There is a term for this, you know. Impostor syndrome. (True to form, as a psychology major and a pre-med student, I give nothing its due until it has been clinically explained and written down in the annals of some oversized and infrequently read volume.) This syndrome has its own eponymous website, dedicated to a book on the topic written by a Dr. Valerie Young, who clearly did not suffer from the condition herself.

Impostor syndrome: when capable people are convinced they are incapable, poets certain that their words possess neither elegance nor rhythm, photographers possessed by the fear that the right lighting will forever evade their capture. It might even explain why — at least on an anecdotal basis — the stereotypical high achievers, those lucky people granted admission to places like Yale, are so overrepresented among therapists’ clients. I sometimes find it preposterous that anyone could stand to be burdened by my worries without monetary reward.
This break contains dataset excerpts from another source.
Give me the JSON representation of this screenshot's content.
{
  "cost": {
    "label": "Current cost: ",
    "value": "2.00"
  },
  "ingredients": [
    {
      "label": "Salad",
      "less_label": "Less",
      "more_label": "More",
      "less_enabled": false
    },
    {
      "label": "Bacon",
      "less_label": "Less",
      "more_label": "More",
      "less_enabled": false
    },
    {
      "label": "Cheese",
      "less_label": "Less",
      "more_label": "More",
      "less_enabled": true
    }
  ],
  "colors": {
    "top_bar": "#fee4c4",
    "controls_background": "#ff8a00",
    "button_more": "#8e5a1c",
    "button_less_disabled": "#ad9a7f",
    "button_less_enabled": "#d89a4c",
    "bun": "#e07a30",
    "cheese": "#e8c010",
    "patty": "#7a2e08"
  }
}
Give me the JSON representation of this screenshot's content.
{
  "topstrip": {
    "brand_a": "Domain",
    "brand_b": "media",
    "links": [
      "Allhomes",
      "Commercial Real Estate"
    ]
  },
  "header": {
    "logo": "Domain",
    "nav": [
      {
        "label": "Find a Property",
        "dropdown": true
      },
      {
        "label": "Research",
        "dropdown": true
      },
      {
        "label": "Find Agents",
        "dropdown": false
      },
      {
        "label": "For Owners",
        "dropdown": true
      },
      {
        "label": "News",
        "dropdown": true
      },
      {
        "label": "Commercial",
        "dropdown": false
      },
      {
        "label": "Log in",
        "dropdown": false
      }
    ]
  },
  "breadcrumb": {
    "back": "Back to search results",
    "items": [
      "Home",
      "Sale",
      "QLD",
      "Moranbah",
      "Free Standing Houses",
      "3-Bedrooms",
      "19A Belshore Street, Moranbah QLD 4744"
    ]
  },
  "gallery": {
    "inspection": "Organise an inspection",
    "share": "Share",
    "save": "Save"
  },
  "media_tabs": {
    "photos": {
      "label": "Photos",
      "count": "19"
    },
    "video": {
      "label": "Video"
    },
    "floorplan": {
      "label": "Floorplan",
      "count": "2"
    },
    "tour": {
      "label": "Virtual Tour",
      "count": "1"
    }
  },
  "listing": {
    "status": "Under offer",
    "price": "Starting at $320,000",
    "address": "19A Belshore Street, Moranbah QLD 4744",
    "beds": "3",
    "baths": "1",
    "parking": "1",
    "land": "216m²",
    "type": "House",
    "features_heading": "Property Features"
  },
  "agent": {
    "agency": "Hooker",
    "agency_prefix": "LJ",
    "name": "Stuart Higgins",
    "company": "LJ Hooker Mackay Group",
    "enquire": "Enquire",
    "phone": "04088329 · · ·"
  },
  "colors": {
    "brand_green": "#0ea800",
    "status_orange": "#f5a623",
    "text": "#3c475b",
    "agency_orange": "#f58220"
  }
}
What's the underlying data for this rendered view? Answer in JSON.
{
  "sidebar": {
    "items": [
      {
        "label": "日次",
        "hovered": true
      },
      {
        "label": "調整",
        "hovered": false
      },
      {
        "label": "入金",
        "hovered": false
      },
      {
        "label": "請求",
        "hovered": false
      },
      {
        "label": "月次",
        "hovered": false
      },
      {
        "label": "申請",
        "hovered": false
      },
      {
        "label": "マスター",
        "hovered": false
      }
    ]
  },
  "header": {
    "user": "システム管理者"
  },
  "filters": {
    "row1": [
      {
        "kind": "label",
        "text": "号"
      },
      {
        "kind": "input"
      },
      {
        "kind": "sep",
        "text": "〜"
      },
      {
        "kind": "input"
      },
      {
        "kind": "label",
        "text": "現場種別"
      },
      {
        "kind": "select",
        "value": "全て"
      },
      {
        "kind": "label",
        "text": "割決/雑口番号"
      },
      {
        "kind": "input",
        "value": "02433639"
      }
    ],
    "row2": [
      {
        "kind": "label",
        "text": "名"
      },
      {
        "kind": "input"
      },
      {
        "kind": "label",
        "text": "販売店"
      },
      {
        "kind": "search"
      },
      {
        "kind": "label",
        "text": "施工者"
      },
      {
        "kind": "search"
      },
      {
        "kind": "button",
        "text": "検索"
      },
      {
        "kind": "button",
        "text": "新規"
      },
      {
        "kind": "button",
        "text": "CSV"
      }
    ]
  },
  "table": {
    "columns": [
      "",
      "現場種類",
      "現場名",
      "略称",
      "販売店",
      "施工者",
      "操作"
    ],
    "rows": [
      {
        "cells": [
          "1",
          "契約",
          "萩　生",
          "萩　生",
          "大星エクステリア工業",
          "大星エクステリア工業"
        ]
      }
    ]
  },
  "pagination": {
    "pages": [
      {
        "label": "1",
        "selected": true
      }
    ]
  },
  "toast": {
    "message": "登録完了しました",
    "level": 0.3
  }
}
But if we can catalog this as a syndrome, then accordingly we must be able to find a cure, or at least some treatment to assuage the symptoms. This past summer, I took up yoga at the behest of my older sister, a newly christened yoga teacher. I am not very “good,” per se, at yoga — my handstand is nonexistent; my headstand must be assisted by the wall and still usually results in bruised knees; I am routinely astonished by the inflexibility of my hips. But as I’m walking around New Haven these days, I am often overcome by the urge to stretch my arms to the sky, and when I allow my gaze to follow my fingertips, I can see that the sky is vast and I can appreciate — relish, even — that I am both infinitesimally small and shockingly powerful. And when my arms make their way back down to my sides, I can wrap them around myself, each shoulder blade held by the opposite hand, and I can feel triumphant over impostor syndrome.

I have been repeating a mantra in my head over the past several months, one I first heard from a yoga teacher in Charlotte, N.C., my hometown. As I lay on the ground, trying to breathe through the anxiety of the day, she reminded the class, “You do enough. You have enough. You are enough.”

So yes, on some days, I am scared to tell people what activities fill my planner. But I can tell them this: Each and every day that I can look up over the tops of the trees, see a sky that refuses to be quantified and be grateful that I am loved and I am healthy and I am happy. It is enough.